Pabst Blue Ribbon beer got the name from the numerous awards it had received
back in the nineteenth century. The beer pours to a light yellow color with
a very fizzy head that fades away almost as quickly as it forms. The nose is
very light and watery. The palate is very light as well, with just a touch
of malt and some corn adjunct character. There’s just not much going on here
to set the beer apart from water right on into the slightly sweet finish. I
can’t recommend this beer on any basis, and with the closing of the last
Pabst brewery I’m not sure if its low price (the beer’s main selling point)
will be enough to save it in the future. I can’t see how Pabst will be able
to brew a beer at Miller, pay Miller enough for them to make a profit on it,
mark it up themselves and still sell it for less than beer Miller can make.

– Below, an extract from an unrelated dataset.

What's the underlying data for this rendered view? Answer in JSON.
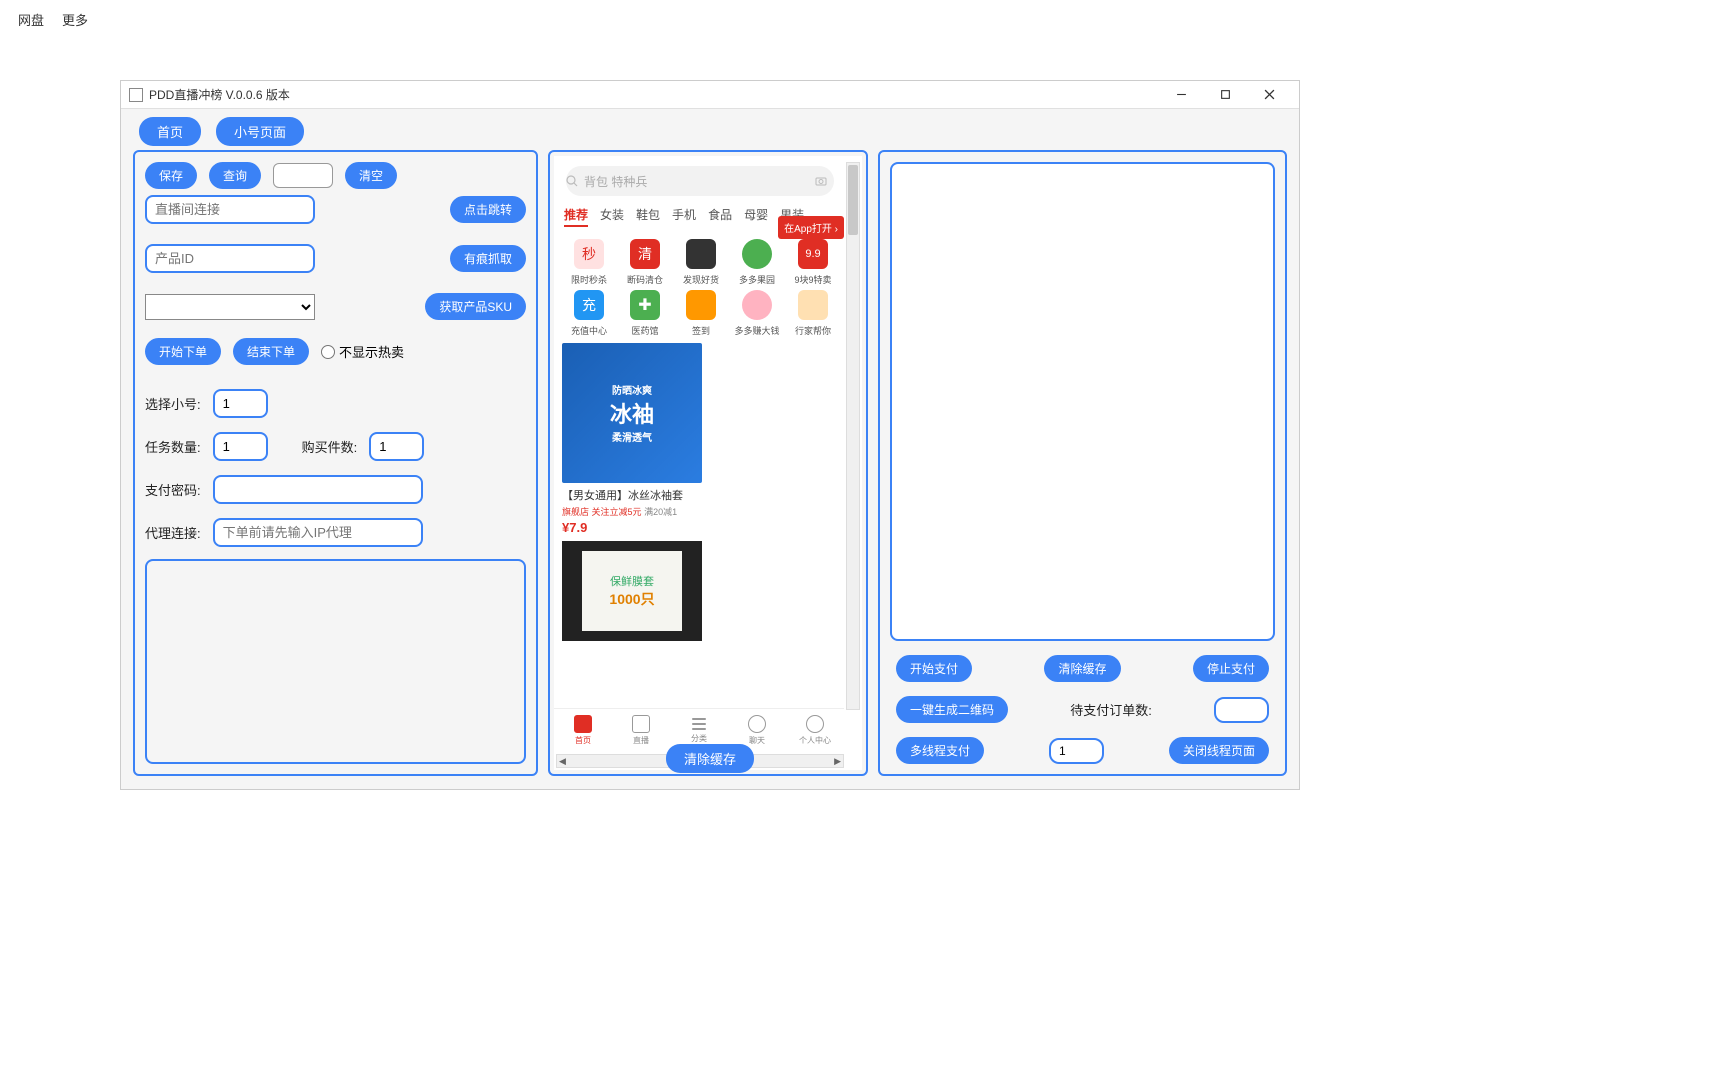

Update: October 27th, 2013:
Lately, I've sort of had a
rethinking on Pabst Blue Ribbon, and come to the conclusion I may have been
too hard on this beer. When considered as what it's supposed to be, an
American Lager, it isn't all that bad, and hey, it is what it's supposed to
be. Pabst does have a habit of turning up at good beer places. Tasted today
on tap at Taco Mac, it was clean and crisp with just a hint of adjunct
distraction, and was a reasonable starter beer for a warm afternoon of
watching football. And it just $3 for a draft, you can't argue with the
price.
Not that long ago (May of 2013 actually),
Taco Mac had another $3 Pabst special, then for a 16-punce kinger can with a
free paper-bag style can coozie. The coozie was really cool, and plastic
coated, so I had to have one. Still and all, I prefer Pabst on draft to the
canned version.
And remember, try a new beer today, and drink outside the box.
*Pricing data accurate at time of review or latest update. For
reference only, based on actual price paid by reviewer.